A justiça é um dos grandes
marcos que contribui para a felicidade da humanidade. Se se conseguisse colocar
este valor, a par do da paz, como prioritários nos funcionamentos da família e
da escola, certamente que teríamos uma sociedade com menos injustiças sociais e
mais feliz. A justiça consiste no empenhamento em dar ao próximo aquilo que lhe
é devido, isto é, respeitá-lo nos seus direitos e estabelecer com ele relações harmoniosas
que promovam a equidade e que contribuam para o bem comum.
Pergunto-me, então: o
que é que de injusto pode passar-se, no seio da família, para que os direitos
de cada um não sejam respeitados? E que consequências podem daí resultar, quer
para cada um dos elementos dessa comunidade básica, quer para a sociedade em
geral? Não vou enunciar os múltiplos comportamentos dos membros da família,
assumam eles o papel de marido, esposa, pai, mãe, filhos, só para citar a
célula familiar restrita, nas suas múltiplas interacções, susceptíveis de gerar
injustiças. Desejava, apenas, referir, como casos limite, as consequências que
advêm para as crianças que foram abandonadas ou maltratadas, fruto das
injustiças e das violências que sobre elas recaíram. E de quantas limitações
elas sofrem, seja nas emoções, na inteligência, na vontade e no comportamento!
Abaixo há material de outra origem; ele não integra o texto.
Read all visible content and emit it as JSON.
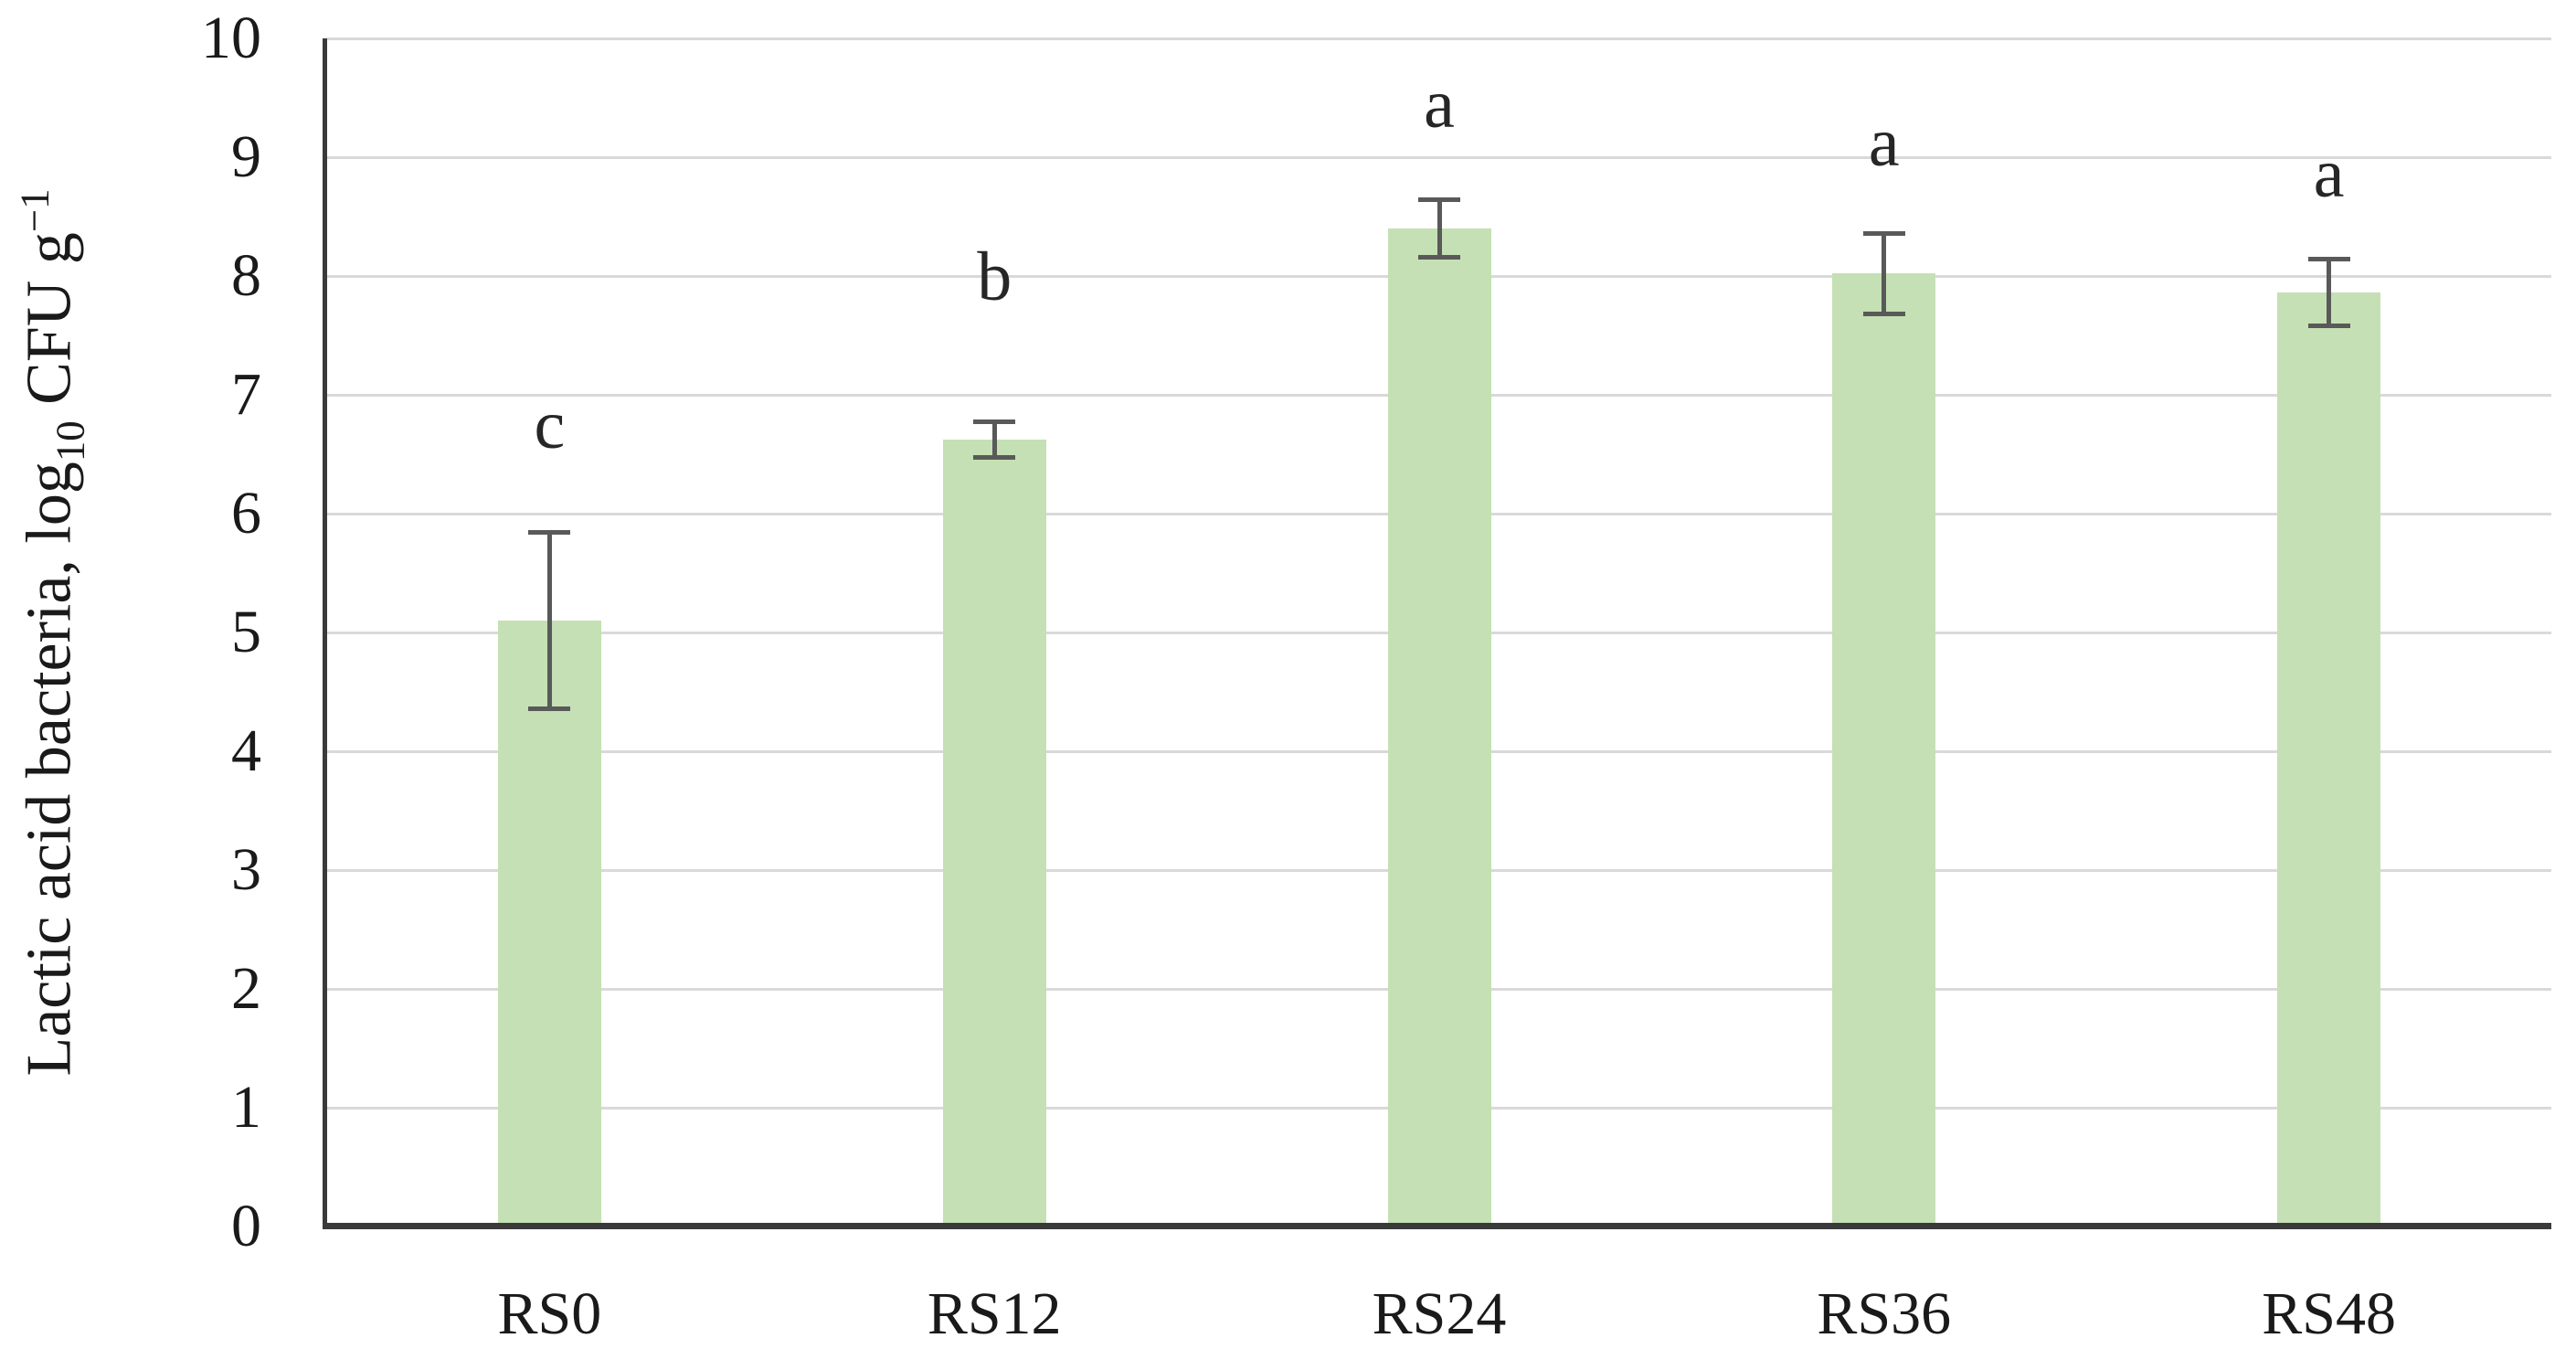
{
  "figure": {
    "background": "#ffffff"
  },
  "chart_data": {
    "type": "bar",
    "title": "",
    "xlabel": "",
    "ylabel": "Lactic acid bacteria, log10 CFU g−1",
    "ylabel_parts": {
      "prefix": "Lactic acid bacteria, log",
      "sub": "10",
      "mid": " CFU g",
      "sup": "−1"
    },
    "categories": [
      "RS0",
      "RS12",
      "RS24",
      "RS36",
      "RS48"
    ],
    "values": [
      5.1,
      6.62,
      8.4,
      8.02,
      7.86
    ],
    "errors": [
      0.74,
      0.15,
      0.24,
      0.34,
      0.28
    ],
    "sig_letters": [
      {
        "label": "c",
        "y": 6.75
      },
      {
        "label": "b",
        "y": 7.99
      },
      {
        "label": "a",
        "y": 9.45
      },
      {
        "label": "a",
        "y": 9.12
      },
      {
        "label": "a",
        "y": 8.86
      }
    ],
    "ylim": [
      0,
      10
    ],
    "ytick_step": 1,
    "yticks": [
      "0",
      "1",
      "2",
      "3",
      "4",
      "5",
      "6",
      "7",
      "8",
      "9",
      "10"
    ],
    "grid": true,
    "legend": false,
    "colors": {
      "bar_fill": "#c5e0b4",
      "gridline": "#d9d9d9",
      "axis": "#3a3a3a",
      "error_bar": "#595959",
      "text": "#1a1a1a",
      "background": "#ffffff"
    }
  }
}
É a agressividade dirigida, quer para os seus pares, quer para os adultos que
delas cuidam; é a instabilidade emocional, passando da boa disposição para o
mutismo; são as fúrias que, em casos extremos, atingem a tentativa de suicídio.
E as dificuldades de aprendizagem que elas manifestam, seja na memorização,
seja no cálculo mental, seja na compreensão! Mas, o que mais me impressiona
nelas é a sua dificuldade em suportar a frustração. Elas, à mínima
contrariedade, desistem, voltam costas, desinteressam-se, indignam-se.
Ora todos estes
comportamentos (ou quase todos) e atitudes indesejáveis decorrem daquilo que
elas viram e viveram na família. Claro que a escola irá ressentir-se deles.
Poderá ela modificar-lhes um pouco este tipo de atitudes? Sim, se ela tiver
regras claras e as fizer cumprir; apostar, com todos os elementos que a
integram, em relações serenas mas firmes com os alunos, ainda que da parte destes
haja agressividade; não deixar que um insucesso escolar se transforme numa
barreira intransponível, socorrendo-se, para isso, de directores de turma
estimulantes, de psicólogo e assistente social que estabeleçam acções
coordenadas quer com o aluno, quer com a família; que utilize metodologias
participativas em que o aluno não seja mais do que um mero expectador.
Enfim, muito há a
fazer para que na nossa sociedade haja justiça. Mas é na família e na escola
que ela começa a ter forma e a poder tornar-se em realidade.